Où que je me rende, la mort me côtoie toujours.

Une odeur méphitique saturait les lieux. Aux pieds d’un versant rocheux, le long du sentier herbeux, une quinzaine de corps jonchait le sol. Entailles, mutilations, brûlures et gelures les meurtrissaient de part en part. Ils portaient d’amples manteaux striés de bandes bleues et de manches pendantes. Des tatouages en forme de croix ou de courbes bariolaient leurs joues, sauf lorsqu’elles étaient trop ravagées pour être reconnaissables.

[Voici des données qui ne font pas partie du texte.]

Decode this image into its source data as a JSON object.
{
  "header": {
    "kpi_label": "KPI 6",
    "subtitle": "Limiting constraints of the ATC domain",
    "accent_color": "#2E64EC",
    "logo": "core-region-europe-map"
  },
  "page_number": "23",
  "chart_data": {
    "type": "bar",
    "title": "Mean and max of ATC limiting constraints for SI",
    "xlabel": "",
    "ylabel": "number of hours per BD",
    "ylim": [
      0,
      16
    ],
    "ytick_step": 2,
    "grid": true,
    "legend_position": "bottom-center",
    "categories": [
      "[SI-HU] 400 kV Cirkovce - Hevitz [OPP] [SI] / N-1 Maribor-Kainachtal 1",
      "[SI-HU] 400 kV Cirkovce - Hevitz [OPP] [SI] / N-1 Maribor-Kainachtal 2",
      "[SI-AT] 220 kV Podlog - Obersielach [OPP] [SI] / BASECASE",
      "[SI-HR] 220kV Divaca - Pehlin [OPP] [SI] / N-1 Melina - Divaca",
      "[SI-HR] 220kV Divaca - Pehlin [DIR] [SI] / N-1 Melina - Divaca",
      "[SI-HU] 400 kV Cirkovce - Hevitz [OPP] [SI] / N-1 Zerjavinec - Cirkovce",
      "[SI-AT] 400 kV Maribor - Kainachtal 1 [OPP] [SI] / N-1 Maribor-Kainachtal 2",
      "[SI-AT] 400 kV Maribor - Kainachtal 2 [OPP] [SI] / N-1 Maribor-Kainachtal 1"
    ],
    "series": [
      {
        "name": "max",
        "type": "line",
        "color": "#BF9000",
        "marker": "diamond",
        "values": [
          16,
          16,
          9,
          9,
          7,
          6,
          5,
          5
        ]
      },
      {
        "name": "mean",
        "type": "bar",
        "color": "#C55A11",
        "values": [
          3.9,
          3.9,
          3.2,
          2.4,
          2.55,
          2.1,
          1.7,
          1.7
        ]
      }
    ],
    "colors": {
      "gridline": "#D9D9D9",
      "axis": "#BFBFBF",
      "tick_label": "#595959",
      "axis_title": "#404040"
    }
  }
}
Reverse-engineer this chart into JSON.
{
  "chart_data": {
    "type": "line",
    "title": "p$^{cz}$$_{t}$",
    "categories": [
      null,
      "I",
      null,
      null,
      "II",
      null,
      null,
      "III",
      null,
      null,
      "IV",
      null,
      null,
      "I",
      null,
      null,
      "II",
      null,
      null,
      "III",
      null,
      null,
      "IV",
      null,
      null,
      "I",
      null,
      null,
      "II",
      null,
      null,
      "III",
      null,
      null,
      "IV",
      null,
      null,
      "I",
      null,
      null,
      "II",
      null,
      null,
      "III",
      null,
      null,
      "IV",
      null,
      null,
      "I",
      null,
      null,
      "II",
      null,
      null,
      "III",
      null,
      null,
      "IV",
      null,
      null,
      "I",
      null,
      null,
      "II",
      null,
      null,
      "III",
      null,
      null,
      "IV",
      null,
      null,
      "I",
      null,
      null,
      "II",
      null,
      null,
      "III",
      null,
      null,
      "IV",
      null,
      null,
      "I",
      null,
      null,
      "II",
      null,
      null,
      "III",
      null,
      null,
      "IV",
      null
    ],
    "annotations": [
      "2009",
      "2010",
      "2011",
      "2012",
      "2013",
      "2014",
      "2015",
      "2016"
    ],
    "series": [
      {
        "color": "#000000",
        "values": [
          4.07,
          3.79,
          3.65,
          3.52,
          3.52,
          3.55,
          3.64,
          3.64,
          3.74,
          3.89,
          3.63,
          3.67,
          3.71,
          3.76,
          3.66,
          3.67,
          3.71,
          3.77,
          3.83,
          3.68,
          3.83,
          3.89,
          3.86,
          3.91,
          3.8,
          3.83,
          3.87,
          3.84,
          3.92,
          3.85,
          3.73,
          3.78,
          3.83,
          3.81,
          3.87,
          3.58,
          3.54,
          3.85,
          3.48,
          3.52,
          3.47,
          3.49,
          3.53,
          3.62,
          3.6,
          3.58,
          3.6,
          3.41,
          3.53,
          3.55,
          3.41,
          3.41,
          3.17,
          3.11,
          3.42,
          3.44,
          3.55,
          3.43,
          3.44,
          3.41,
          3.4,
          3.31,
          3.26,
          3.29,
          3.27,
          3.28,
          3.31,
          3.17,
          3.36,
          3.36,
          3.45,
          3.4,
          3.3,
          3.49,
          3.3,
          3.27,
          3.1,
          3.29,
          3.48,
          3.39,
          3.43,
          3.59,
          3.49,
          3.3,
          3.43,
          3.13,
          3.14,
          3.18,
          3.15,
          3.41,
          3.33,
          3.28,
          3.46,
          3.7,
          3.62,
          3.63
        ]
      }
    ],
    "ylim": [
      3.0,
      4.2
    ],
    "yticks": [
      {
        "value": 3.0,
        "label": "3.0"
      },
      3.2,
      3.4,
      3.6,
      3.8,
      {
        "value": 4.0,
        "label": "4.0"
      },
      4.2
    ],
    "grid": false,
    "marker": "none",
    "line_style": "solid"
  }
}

Tant de sang écœurait Dénou qui se cachait derrière Nafda. Pas le moindre rictus ne déparait le faciès de l’assassin tandis qu’elle s’accroupissait. Paumes posées sur les poitrines et doigts appuyés sur des gorges, elle s’assurait de leur état, ce en dépit des tremblements de l’adolescente.

Nafda s’orienta vers elle, non sans se gausser.

— Ils sont morts, dit-elle. Il n’y a rien à craindre.

— Je ne suis pas sereine pour autant ! s’écria Dénou. C’est dangereux, par ici !

— Comme partout ailleurs. Tu es partie à l’assaut de ton aîné avec trois gardes, rien ne devrait t’effrayer.

— Je sais, c’était imprudent. Aucune lamentation ne ramènera mes malheureux protecteurs à la vie. Il n’empêche que nous sommes dans un territoire en guerre !

— La guerre va s’étendre partout. Si nous sommes partis à l’ascension des montagnes plutôt que de se ruer vers l’est, c’est pour affaiblir une partie des forces de Phedeas. Et accessoirement parce que nous étions déjà sur place.

— À nous deux ? Tu as des capacités surhumaines, je te l’accorde. Mais on parle d’une armée, là ! En quoi camper à la belle étoile, dégustant du bouquetin cuit au feu, va nous aider à arrêter mon frère ?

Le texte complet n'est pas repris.